The rear deck is slightly modified according to MLM instructions to set the travel lock. On the Revell instructions, the tool bin latches are shown upside down. Some weld seams are added where the deck joins with the engine deck. The mud-flaps will be installed only after the side skirts are in place.
On the upper hull, you need to remove
the front "wings". Lengths of plastic are glued to support the side armor
blocks. The setting of the resin parts is done without a problem. The exhaust
grilles are those without the vertical bars. The towing cable brackets are glued
with the help of the documentation as the Canadians moved them. The cables are
replaced by twisted wire ones, the eyes being the kit ones.

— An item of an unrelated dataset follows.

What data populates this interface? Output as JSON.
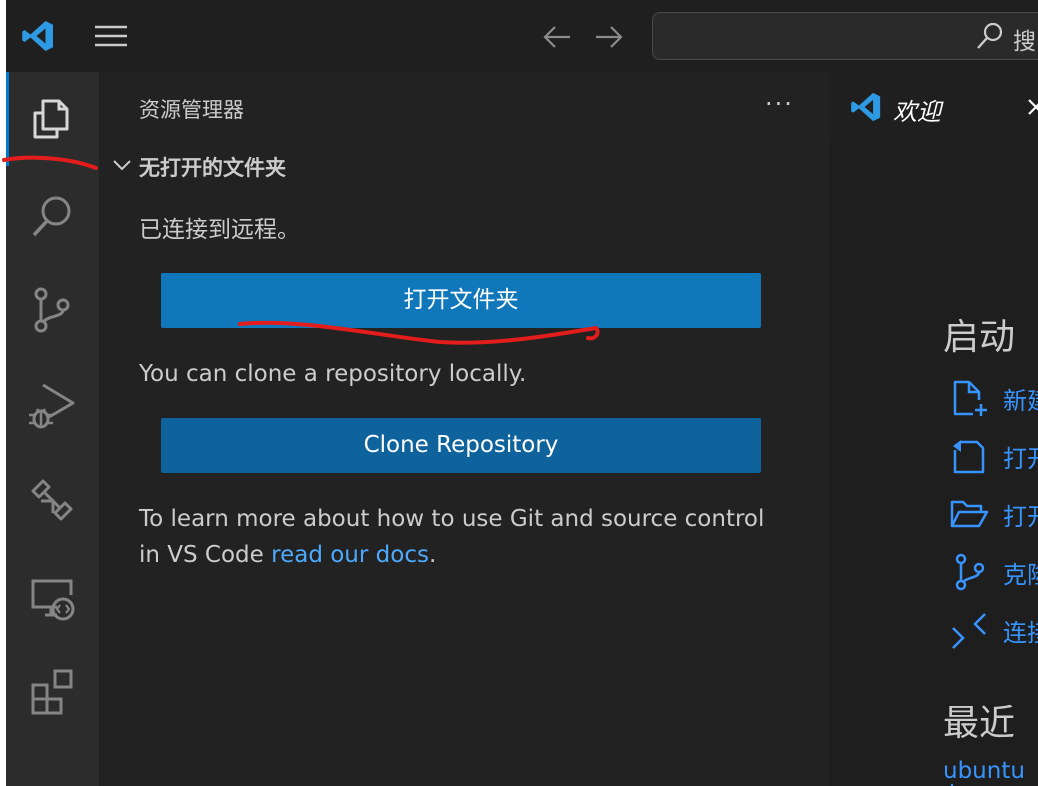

When the hull is complete, the installation of the armor modules can start. By following the instructions and if the cleaning of the parts has been done well, it is quite easy. However you need to shorten by 1mm the outer edges of the bolted plates above the tracks. The cut-out around the towing eyes is slightly enlarged at the front to install the extensions. These must nearly be horizontal. Be aware that MLM omitted to mention them in the instructions as well as the headlights extended brackets.
It is the hardest part of the model. The simplest way is to glue the both turret halves, the gun mantlet and the parts #201, 123 and 124. The other details will be added when the Mexas modules are in place.
To begin with, you need to set the bustle bins. It is quite heavy large part which links with the turret by only four tabs. When the bins are in place, you need to install the Mexas modules starting with the rearmost one according to the instructions. Some gaps may be present between blocks. They will be filled later on. It is important that the modules are pretty well aligned which may require some more sanding.
When both sides are done, the mantlet protection can be glued.
The hard part being done, you have to
add all the resin details and to improve some plastic parts. The vision blocks
protections are systematically thinned. The top of the MG rings is sanded smooth.
Revell molded reliefs that don't exist. The skating MG supports are detailed.
The C6 MG cradle is redone. The resin MG had a mold line impossible to remove
and thus had to be replaced by the one from the Trumpeter M240/M242 set.
The smoke-dischargers are glued to the resin bracket. The protections are shaped with the resin jig provided by MLM. However, the both sides are not identical, so you need to sand the excess of resin. It is advised to look at pictures to glue the smoke-dischargers at the right angle.
On the rear bin, the resin solid molded handles are replaced by metal wire ones. The camouflage nets supports are installed. It is better to drill out the location holes for the grab handles.
The antenna mounts are drilled out. Revell antenna bases are sanded down. A hole is drilled with a 2mm drill to set the GPS antenna.
On the gun, the muzzle reference system is glued and plastic strips depict its latches.
The markings are those of the tank of the A squadron, 2nd troop commander during the 2nd rotation of the Lord Strathcona's Horse from February to September 2007. The whole tank is painted Tamiya NATO green. After a coat of clear varnish, the Echelon decals are applied. When they are sealed by a second coat of clear varnish and another of mat varnish, the weathering process starts. This was done using MIG pigments.
To our knowledge, there is no details walkarounds of the C2 Mexas on the Internet. The members of the Modern Canadian Vehicles Discussion Group, and more specifically Anthony Sewards, have been greatly helpful. May they be thanked.